Caligula’s party
susanna sinigaglia
Caligula’s party
Chiara Ameglio
Il lavoro è l’ultimo della trilogia dell’artista intitolata “Indagini sulla mostruosità” ed è ispirato all’opera teatrale Caligola di Albert Camus, a sua volta parte di “La trilogia dell’assurdo” dell’autore franco-algerino. Vari stati d’animo mi hanno attraversato assistendo a questa performance di Chiara Ameglio. All’inizio si presenta nella sua veste di danzatrice, indossando solo una tuta a rete che ne mostra la nudità, rappresentando col corpo un tormento interiore che lo contorce.
Avvengono di seguito varie trasformazioni in lei: da qui i miei diversi stati d’animo. Ogni tanto si ferma e interpreta un testo in riferimento alla figura di Caligola. Sono passata da un aperto scetticismo su alcune scelte (che mi sono sembrate troppo kitch o caricaturali) a curiosità e inquietudine.
La vera svolta però avviene quando, dopo aver “giocato” con la propria ombra che diventa gigantesca sullo schermo luminoso,
l’artista si trasforma: calza scarpe con grossi tacchi alti quadrati che ne alterano in questo modo corpo e movimenti. Mi colpisce soprattutto il suo lancio di palloncini dai margini della scena che vanno ad allinearsi sul palco come lune nere sospese al loro cordino: un destino incombente?
Chiara indossa palloncini scuri sulla schiena, sui fianchi, sul petto che, come gobbe, mimano la mostruosità: evocano bubboni, escrescenze putride appiccicate a mo’ di sanguisughe sulla pelle.

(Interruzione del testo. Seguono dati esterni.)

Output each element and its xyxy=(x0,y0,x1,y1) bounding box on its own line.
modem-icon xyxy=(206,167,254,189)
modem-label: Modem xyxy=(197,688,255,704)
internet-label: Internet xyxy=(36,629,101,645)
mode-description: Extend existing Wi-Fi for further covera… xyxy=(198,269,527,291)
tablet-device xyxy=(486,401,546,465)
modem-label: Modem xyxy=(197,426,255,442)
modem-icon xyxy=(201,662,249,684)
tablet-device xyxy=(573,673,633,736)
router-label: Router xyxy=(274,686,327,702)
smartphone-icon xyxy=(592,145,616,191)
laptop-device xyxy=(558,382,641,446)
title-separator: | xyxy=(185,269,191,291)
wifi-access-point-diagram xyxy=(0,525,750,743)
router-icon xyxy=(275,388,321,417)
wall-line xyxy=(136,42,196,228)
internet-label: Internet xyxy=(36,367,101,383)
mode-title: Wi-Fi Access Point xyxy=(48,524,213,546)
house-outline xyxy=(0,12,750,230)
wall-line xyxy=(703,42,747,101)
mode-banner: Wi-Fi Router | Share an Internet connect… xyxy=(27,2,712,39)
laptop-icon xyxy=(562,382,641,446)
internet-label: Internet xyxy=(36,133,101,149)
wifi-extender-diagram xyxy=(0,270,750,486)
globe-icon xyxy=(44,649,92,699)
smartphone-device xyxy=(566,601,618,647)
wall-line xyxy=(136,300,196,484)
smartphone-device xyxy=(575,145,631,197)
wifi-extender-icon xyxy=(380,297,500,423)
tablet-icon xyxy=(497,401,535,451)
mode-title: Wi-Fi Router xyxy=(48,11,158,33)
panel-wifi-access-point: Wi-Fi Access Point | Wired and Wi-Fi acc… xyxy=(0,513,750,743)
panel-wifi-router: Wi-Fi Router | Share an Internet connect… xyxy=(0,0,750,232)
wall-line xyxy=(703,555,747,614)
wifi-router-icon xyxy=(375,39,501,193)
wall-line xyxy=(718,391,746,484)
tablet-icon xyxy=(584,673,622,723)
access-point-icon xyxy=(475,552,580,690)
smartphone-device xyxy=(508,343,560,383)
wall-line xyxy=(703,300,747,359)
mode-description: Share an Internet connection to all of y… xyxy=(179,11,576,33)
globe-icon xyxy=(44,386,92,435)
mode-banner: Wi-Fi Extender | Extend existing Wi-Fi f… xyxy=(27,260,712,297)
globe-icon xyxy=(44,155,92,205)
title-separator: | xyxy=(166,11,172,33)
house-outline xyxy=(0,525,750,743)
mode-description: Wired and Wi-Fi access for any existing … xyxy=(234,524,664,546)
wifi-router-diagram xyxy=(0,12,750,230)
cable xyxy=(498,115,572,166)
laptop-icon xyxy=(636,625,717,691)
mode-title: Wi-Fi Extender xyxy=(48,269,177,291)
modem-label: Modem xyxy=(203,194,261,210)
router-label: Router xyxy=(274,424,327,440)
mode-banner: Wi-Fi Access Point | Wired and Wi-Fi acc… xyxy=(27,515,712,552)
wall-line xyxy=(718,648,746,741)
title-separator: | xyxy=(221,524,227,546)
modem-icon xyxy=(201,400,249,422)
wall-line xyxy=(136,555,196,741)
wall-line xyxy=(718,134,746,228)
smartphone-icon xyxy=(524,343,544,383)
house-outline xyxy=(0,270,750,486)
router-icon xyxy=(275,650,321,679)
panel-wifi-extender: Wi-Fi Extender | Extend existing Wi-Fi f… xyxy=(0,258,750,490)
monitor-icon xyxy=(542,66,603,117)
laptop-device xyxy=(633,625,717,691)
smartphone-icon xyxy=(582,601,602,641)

Dopo essersi seduta, comincia a spalmarsi sul viso e sui capelli una specie di cerone dividendosi il viso in una parte bianca e una nera, non in verticale ma in orizzontale. E conclude il nuovo look avvolgendosi intorno alla testa una rete simile a quella che le ricopre il corpo. A dare il tocco finale, una specie di sigaro-fumogeno che accende provocandone la fuoriuscita di una forte fiammata.
La trasformazione richiama nella sua stranezza-stranianza la figura del Joker nella saga di Batman ma anche quella di Batman stesso,
dove si aggiunge l’oscurità a rievocare il mondo del fumetto e la sua rappresentazione filmica, soprattutto nell’episodio intitolato Il cavaliere oscuro. Conclusa la metamorfosi, la performer estrae da un qualche recesso un panino e lo addenta, fissando il pubblico in modo provocatorio morso dopo morso; come se stesse esibendo qualcosa di proibito in piena luce. Poi, sbattendo i tacchi alti quadrati che le deformano la figura si scatena, ordina ai tecnici l’accensione delle luci in sala rivolgendosi in particolare a una malcapitata, chiedendole di esprimersi in merito allo spettacolo e su quesiti incongrui. Il suo Caligola, come quello di Camus, incarna l’onnipotenza del potere, l’onnipotenza che porta alle azioni crudeli più insensate di chi sa di avere l’impunità;
ma spera che qualcuno lo fermi, che gli dia modo d’interrompere quella follia assicurandone allo stesso tempo l’immunità. Perché è il timore del castigo che lo spinge a non fermarsi: finché incute terrore, non potrà venire sopraffatto. Così oscilla fra desiderio di porre fine al proprio delirio e paura della punizione. Ed è una lacerazione insopportabile.
Quindi assistiamo alla sua autocastrazione: accostando al corpo due palloncini-finti testicoli, li recide mostrandoli al pubblico come trofei, come se infliggendosi da solo la punizione potesse sfuggire a quanto lo attende.
La performer a questo punto non può fare a meno di richiamare l’attenzione del pubblico su quanto sta succedendo nel mondo e in particolare a Gaza, forse emblema della crudeltà dei Caligola del mondo contemporaneo. La performance si conclude con l’artista che con una punta buca tutti i palloncini, in scena e sul suo corpo: un vero e proprio atto liberatorio.
Chiara Ameglio ci restituisce in modo originale una figura del potere fra il tragico e il grottesco come nella migliore delle tradizioni.